Sleep and Consciousness
Lucid Dreaming Proof
This work on lucid dreaming really took off among dream researchers. The initial verification of the possibility of knowing you are dreaming while you are dreaming is primarily due to my colleague Steven LaBerge. By now his work has been replicated in several sleep laboratories. I think we can say with reasonable certainty that you can be "awake" in some sense while you're asleep.

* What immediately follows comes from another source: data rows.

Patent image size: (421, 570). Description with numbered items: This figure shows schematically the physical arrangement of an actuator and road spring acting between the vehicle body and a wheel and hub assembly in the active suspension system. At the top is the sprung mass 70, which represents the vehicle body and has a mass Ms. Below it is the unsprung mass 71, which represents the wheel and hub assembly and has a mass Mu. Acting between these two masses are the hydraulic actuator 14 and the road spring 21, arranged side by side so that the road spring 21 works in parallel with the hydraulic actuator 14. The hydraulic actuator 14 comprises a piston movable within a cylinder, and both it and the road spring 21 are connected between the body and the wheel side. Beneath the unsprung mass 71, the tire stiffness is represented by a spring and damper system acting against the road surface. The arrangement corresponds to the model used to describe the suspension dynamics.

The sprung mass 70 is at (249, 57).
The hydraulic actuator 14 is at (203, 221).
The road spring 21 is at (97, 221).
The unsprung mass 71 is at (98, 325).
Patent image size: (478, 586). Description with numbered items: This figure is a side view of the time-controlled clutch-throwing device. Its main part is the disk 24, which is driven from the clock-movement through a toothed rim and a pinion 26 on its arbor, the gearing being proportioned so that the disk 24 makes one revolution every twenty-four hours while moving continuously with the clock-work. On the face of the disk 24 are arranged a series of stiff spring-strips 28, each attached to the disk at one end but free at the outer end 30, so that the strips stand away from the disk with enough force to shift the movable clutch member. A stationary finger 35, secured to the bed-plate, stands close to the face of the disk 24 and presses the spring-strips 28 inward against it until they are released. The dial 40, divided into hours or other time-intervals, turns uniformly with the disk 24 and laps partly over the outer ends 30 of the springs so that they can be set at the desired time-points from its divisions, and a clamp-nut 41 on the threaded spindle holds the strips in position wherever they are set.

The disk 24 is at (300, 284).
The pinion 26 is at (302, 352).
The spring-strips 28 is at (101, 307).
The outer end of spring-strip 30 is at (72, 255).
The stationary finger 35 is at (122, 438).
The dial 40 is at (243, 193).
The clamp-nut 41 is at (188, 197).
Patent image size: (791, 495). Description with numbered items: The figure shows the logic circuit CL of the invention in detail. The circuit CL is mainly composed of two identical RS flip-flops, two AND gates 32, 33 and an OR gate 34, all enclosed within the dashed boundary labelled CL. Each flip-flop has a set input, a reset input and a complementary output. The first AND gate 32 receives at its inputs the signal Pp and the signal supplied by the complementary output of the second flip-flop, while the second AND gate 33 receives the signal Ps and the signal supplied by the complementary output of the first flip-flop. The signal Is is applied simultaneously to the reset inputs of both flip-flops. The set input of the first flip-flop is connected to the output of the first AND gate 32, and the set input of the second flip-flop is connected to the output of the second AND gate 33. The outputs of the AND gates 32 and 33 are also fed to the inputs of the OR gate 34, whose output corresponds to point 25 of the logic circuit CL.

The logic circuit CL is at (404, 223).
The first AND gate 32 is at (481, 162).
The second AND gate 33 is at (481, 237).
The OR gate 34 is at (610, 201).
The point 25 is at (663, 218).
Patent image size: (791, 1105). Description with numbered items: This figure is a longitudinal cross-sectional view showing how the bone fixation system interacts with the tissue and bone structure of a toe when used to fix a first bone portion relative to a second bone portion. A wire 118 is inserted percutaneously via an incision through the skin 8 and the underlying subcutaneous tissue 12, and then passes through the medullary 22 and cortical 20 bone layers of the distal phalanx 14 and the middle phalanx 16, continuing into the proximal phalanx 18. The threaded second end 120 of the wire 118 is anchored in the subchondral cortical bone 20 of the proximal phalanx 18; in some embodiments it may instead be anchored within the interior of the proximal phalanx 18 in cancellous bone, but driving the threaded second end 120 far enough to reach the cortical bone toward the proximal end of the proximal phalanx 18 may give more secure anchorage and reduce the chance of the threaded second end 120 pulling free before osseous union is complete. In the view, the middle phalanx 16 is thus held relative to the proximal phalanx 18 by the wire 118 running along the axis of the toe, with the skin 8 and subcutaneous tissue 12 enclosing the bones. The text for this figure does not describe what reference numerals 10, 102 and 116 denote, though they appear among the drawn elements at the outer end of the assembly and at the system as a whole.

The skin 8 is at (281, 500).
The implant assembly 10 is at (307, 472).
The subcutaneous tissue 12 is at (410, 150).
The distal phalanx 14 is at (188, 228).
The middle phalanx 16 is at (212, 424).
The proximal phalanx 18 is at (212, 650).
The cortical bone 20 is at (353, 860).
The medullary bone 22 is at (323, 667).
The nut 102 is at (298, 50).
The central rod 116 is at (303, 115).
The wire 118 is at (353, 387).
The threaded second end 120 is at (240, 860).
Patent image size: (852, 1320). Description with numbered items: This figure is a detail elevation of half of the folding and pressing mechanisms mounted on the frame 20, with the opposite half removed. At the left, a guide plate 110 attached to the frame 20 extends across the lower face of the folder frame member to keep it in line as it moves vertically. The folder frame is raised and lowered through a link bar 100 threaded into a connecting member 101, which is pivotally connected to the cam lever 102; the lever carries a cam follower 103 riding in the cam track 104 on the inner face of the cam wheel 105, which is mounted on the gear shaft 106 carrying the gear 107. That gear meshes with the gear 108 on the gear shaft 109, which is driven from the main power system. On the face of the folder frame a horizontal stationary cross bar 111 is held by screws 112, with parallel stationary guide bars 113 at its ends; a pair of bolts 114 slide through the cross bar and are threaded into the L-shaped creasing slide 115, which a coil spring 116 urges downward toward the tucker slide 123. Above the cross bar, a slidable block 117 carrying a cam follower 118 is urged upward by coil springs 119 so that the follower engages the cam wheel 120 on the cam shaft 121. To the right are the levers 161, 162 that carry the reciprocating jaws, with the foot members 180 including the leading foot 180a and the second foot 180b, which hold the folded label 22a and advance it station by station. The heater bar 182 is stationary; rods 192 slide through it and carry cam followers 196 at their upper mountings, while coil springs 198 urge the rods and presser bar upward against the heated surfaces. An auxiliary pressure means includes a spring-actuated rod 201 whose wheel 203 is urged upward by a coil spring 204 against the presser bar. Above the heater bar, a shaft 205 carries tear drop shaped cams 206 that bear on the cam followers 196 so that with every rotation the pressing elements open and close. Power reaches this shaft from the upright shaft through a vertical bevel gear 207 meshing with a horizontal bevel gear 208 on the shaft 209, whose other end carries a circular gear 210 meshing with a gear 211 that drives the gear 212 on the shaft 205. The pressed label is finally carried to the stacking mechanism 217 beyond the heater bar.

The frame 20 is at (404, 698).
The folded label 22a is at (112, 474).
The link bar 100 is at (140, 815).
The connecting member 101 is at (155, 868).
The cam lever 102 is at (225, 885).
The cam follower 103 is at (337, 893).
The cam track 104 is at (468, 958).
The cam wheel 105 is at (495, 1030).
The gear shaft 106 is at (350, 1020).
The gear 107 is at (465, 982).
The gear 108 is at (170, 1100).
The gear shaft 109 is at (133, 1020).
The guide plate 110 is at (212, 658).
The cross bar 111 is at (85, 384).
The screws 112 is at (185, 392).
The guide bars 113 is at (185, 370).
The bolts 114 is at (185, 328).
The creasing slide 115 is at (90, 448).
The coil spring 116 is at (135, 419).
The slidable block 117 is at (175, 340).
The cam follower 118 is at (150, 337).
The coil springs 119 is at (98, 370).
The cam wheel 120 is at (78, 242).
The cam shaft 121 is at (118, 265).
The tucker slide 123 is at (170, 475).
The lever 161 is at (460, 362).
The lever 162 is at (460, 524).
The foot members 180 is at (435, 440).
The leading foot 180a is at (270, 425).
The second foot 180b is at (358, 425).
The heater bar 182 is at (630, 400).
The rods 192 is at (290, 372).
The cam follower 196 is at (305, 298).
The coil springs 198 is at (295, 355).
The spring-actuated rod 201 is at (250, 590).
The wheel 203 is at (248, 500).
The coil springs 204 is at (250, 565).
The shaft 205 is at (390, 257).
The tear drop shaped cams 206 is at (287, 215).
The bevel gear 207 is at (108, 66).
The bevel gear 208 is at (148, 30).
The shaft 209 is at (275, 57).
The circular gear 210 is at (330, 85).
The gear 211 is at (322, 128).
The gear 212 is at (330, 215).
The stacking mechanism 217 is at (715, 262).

This is how it has been proven. When you're in REM sleep remember you're paralyzed from the neck down. The task was to come up with a way to signal to the polysongrapher, "Hey, I know I'm dreaming". You can not hit a micro switch or kick your leg because of this paralysis. But it turns out that you do have control of your eye movements. That is, while in a dream if you think, "I'm going to move my eyes way to the right and then way to the left" and then your dream self does it with his/her dream eyes, that's what really happens to the dreamers physical eyes. Faberge devised a technique at exactly the same time as Keith Hearne in England, totally unbeknownst to each other, where people could signal when they realized they were dreaming. The signal to the sleep lab technician through electrodes attached to the corners of the eyes was a prearranged set of eye movements. Then the technician would wake them up and ask "what was going on before I awoke you?" If dreamer knew they were dreaming and had signaled they would want to know if the technician got the signal?
For instance in Figure 4, there are five signals from LaBerge's laboratory. He writes about this figure: "This is from the last eight minutes of a thirty minute REM period. Upon awakening the subject reported having made five eye movement signals. The first signal at one -- left-right, marked the onset of lucidity. . . . During the following ninety seconds, the subject flew about exploring his dream world until he believed he had awakened, at which point he made the signal for awakening, at number two, which is four movements of left-right, left-right. After another ninety seconds the subject realized he was still dreaming and signaled at three with three pairs of eye movements. Realizing this was too many, he correctly signaled with two pairs at number four. Finally, upon awakening a hundred seconds later, he signaled appropriately with again four movements of left-right, left-right." You can see that you don't need to be a trained polysonographer to recognize the signals. They jump out at you. They're not ambiguous. And they exactly fit the dream transcript describing the felt experience of the dream.